Sunday, 14 October 2012

MS324 Past Exams and Revision Strategy

Well there aren't that many past papers here only 4 But even within those papers there appears to be quite a strong variation.

Question 1 in earlier years seemed to be 3 part questions on First order differential equations.
This seems to have crystallised to a longish question on 1 differential equation. I was caught out by
a part question in 2005 covering a technique which I had forgotten

Question 2 is usually on Fourier Transforms and the translation theorem the later part of this question tends to be a bit tricky so probably best avoided

but again 2005 differed as it had a question on D'Alembert's solution to the Wave equation

Queston 3 is on probability alternating between a continuous probability distribution or a recurrence relation type question for random variables (One of my weak points)

Question 4 is on Euler Lagrange equations for a given Functional

Then Question 5 is on the Wave equation for a rectangular membrane, This type of question has occurred in all 4 papers and should be a banker question but it is actually quite time consuming

Question 6 is on the heat equation usually this is in cylindrical coordinates and reduces to 1 dimensional form
However in 2005 there was an exception as it asked for a Fourier Series type solution

Question 7 is on Lagrangian mechanics involving usually a pendulum with a variable support. (I think the past papers have exhausted all the possibilities ) so they might decide to give a completely different type of problem here.

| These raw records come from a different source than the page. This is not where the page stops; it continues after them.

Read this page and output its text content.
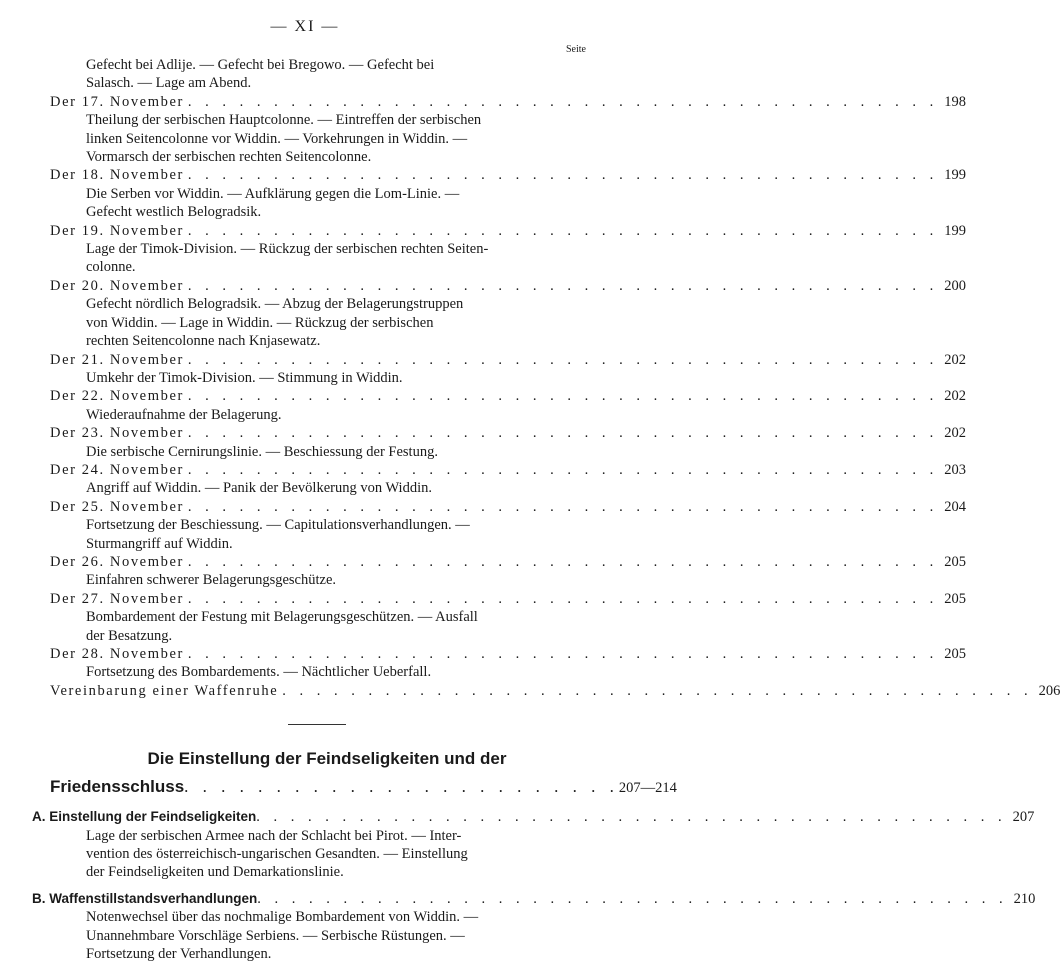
— XI —
Seite
Gefecht bei Adlije. — Gefecht bei Bregowo. — Gefecht bei
Salasch. — Lage am Abend.
Der 17. November . . . . . . . . . . . . . . . . . . . . . . . . . . . . . . . . . . . . . . . . . . . . 198
Theilung der serbischen Hauptcolonne. — Eintreffen der serbischen
linken Seitencolonne vor Widdin. — Vorkehrungen in Widdin. —
Vormarsch der serbischen rechten Seitencolonne.
Der 18. November . . . . . . . . . . . . . . . . . . . . . . . . . . . . . . . . . . . . . . . . . . . . 199
Die Serben vor Widdin. — Aufklärung gegen die Lom-Linie. —
Gefecht westlich Belogradsik.
Der 19. November . . . . . . . . . . . . . . . . . . . . . . . . . . . . . . . . . . . . . . . . . . . . 199
Lage der Timok-Division. — Rückzug der serbischen rechten Seiten-
colonne.
Der 20. November . . . . . . . . . . . . . . . . . . . . . . . . . . . . . . . . . . . . . . . . . . . . 200
Gefecht nördlich Belogradsik. — Abzug der Belagerungstruppen
von Widdin. — Lage in Widdin. — Rückzug der serbischen
rechten Seitencolonne nach Knjasewatz.
Der 21. November . . . . . . . . . . . . . . . . . . . . . . . . . . . . . . . . . . . . . . . . . . . . 202
Umkehr der Timok-Division. — Stimmung in Widdin.
Der 22. November . . . . . . . . . . . . . . . . . . . . . . . . . . . . . . . . . . . . . . . . . . . . 202
Wiederaufnahme der Belagerung.
Der 23. November . . . . . . . . . . . . . . . . . . . . . . . . . . . . . . . . . . . . . . . . . . . . 202
Die serbische Cernirungslinie. — Beschiessung der Festung.
Der 24. November . . . . . . . . . . . . . . . . . . . . . . . . . . . . . . . . . . . . . . . . . . . . 203
Angriff auf Widdin. — Panik der Bevölkerung von Widdin.
Der 25. November . . . . . . . . . . . . . . . . . . . . . . . . . . . . . . . . . . . . . . . . . . . . 204
Fortsetzung der Beschiessung. — Capitulationsverhandlungen. —
Sturmangriff auf Widdin.
Der 26. November . . . . . . . . . . . . . . . . . . . . . . . . . . . . . . . . . . . . . . . . . . . . 205
Einfahren schwerer Belagerungsgeschütze.
Der 27. November . . . . . . . . . . . . . . . . . . . . . . . . . . . . . . . . . . . . . . . . . . . . 205
Bombardement der Festung mit Belagerungsgeschützen. — Ausfall
der Besatzung.
Der 28. November . . . . . . . . . . . . . . . . . . . . . . . . . . . . . . . . . . . . . . . . . . . . 205
Fortsetzung des Bombardements. — Nächtlicher Ueberfall.
Vereinbarung einer Waffenruhe . . . . . . . . . . . . . . . . . . . . . . . . . . . . . . . . . . . . . . . . . . . . 206
Die Einstellung der Feindseligkeiten und der
Friedensschluss . . . . . . . . . . . . . . . . . . . . . . . . 207—214
A. Einstellung der Feindseligkeiten . . . . . . . . . . . . . . . . . . . . . . . . . . . . . . . . . . . . . . . . . . . . 207
Lage der serbischen Armee nach der Schlacht bei Pirot. — Inter-
vention des österreichisch-ungarischen Gesandten. — Einstellung
der Feindseligkeiten und Demarkationslinie.
B. Waffenstillstandsverhandlungen . . . . . . . . . . . . . . . . . . . . . . . . . . . . . . . . . . . . . . . . . . . . 210
Notenwechsel über das nochmalige Bombardement von Widdin. —
Unannehmbare Vorschläge Serbiens. — Serbische Rüstungen. —
Fortsetzung der Verhandlungen.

We can get our marks from any part of the paper and those people who are quick could probably get over 100% However my practice seems to be showing that I'm quite slow. Some of the latter parts are really ludicrous for just a few marks.

So my strengths are
a) Differential Equations, Lagrangian Mechanics and the Euler Lagrange equation, The wave equation and the Heat Equation

So I'll do the part 1  questions on differential equations and the Euler Lagrange equation first. If I work quickly I should be able to do most of these questions  in the first 3/4 hour

Then the Lagrangian Mechanics Question, the 2 dimensional Wave equation and the Heat equation again 3 questions in hopefully no more than half hour per question, leaving 3/4 hour to tackle the other two questions. As it is easier to pick up marks in the earlier part of the questions If I find I'm getting stuck I'll move on. The Fourier Transform question is usually quite straightforward in the first part but gets trickier afterwards again similarly with the probability question. If it's a recurrence relation I'll probably leave it.

My first attempt this morning got me borderline grade 3 grade 2 as I mucked up the Equations of motion and made the mistake of getting bogged down with the Fourier transform question and made some stupid mistakes. I must admit this harum scarum test of ones ability is a bit unfair. It all hangs on whether you can do enough in the exam. I appreciate that one must have some guarantee that one has worked independently but the move away from taking the average of one's TMA score and the Exam when I first started my OU life 12 years ago to basing it on your worst score of the two is quite unfair.

I predict borderline grade 2 grade 3 for this one simply because I just cannot work quickly enough to answer the questions accurately enough.

Why do we put ourselves through this torment  ?


  1. Sounds tough. It does seem unfair that one has to be a fast writer, to be considered worthy of a Grade 1 pass with the OU.

    Apart from the difficulties, do you feel that it has been an enjoyable course to take? It certainly looks fascinating, yet insanely difficult at the same time.


  2. Fast writing is certainly called for. To be honest, I don't know how you can get a grade 1 without scribbling.

  3. No I don't know how you can get grade 1 without distinction either. As for Daniel yes the course is tough but it covers essental techniques for any one wanting to be a physicist. A knowledge of Partial Differential equations and how to solve them is essential. This course detailed as it was only scratches the surface. I just wish that there was a better way of assessing the material rather than how much you can scribble down in three hours without getting flustered.
    My experience for both this course and topology has shown that I'm not particularly good at exams. Perhaps I should add failed mathematician to by blog titie.